Recommended Bromure settings for LinkedIn (and similar sites)

If you are setting up a dedicated LinkedIn profile, or a Facebook one, or any other social platform that is known to fingerprint aggressively, these are the defaults worth checking. Everything below is in the per-profile settings panel (gear icon next to the profile in the list).

A few non-obvious notes. WebRTC is already off for this profile as long as webcam and microphone are both off — you do not need to set it anywhere, and there is no checkbox for it, because it is derived from those two settings.

If you are running a dedicated LinkedIn profile for work and want the VPN session to outlast individual tab closures, pair Retain Browsing Data with Connect on Startup under WireGuard — the VPN will come up automatically every time you reopen that profile.

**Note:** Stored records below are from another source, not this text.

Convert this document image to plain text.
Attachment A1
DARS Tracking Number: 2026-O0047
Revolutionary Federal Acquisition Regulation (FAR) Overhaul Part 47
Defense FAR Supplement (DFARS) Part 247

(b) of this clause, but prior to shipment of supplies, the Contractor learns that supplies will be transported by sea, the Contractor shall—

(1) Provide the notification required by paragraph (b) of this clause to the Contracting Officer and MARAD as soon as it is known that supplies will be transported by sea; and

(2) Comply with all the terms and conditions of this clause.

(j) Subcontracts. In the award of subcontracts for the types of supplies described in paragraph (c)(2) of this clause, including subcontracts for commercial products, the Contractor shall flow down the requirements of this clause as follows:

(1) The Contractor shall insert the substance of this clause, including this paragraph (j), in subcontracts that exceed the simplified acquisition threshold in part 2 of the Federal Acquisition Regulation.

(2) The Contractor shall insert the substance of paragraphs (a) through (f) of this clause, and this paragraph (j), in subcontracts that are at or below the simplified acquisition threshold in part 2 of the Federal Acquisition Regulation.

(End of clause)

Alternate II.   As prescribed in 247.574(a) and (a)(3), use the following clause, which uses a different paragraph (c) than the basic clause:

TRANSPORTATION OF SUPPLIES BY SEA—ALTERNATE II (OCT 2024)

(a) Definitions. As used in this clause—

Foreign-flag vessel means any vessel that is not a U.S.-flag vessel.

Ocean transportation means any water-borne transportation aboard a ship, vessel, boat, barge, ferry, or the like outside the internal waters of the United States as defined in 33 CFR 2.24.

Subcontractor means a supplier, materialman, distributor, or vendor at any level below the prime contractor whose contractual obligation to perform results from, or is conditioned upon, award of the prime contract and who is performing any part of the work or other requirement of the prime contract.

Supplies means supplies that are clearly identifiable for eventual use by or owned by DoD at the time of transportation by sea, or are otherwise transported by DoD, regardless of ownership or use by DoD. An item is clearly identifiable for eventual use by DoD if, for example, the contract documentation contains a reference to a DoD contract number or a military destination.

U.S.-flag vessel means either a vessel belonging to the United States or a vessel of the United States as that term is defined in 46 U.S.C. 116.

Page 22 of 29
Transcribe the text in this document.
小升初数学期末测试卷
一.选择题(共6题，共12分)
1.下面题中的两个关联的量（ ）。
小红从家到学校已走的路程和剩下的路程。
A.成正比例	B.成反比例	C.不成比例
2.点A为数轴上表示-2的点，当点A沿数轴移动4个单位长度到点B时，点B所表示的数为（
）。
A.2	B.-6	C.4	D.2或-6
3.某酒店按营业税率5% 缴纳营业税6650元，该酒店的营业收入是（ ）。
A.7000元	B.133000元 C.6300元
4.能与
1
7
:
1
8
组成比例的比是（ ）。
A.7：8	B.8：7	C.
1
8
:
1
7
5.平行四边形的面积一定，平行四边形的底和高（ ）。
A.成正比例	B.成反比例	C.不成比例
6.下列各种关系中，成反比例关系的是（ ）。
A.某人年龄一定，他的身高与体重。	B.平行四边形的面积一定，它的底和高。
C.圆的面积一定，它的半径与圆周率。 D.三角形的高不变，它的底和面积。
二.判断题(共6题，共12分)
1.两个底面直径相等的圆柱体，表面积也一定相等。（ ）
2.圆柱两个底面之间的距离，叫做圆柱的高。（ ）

You can take this further. The Advanced panel has an Encrypt Browsing Data option, which encrypts the persistent disk using LUKS with a key stored in the macOS Keychain. That is a reasonable level of paranoia for anything social-media adjacent that you nonetheless want to survive reboots.

The shape of the fix

BrowserGate is a good symbol for something that has been true for a while and is getting worse: ordinary browsers cannot push back meaningfully against this class of surveillance, because their entire architecture is built around a single identity per browser instance. You can install extensions to mitigate specific leaks, and you should; but the structural answer is a browser where each tab is its own computer, with its own network, its own privacy surface, and its own ability to end. Close the window, and that identity — whatever data LinkedIn's scanner collected, whatever correlation cookies attached — is gone.

That is the whole shape of the fix. It does not depend on LinkedIn agreeing to stop, and it does not depend on the DMA. It depends on your browser being a different shape than the one that was on the laptop you bought this with.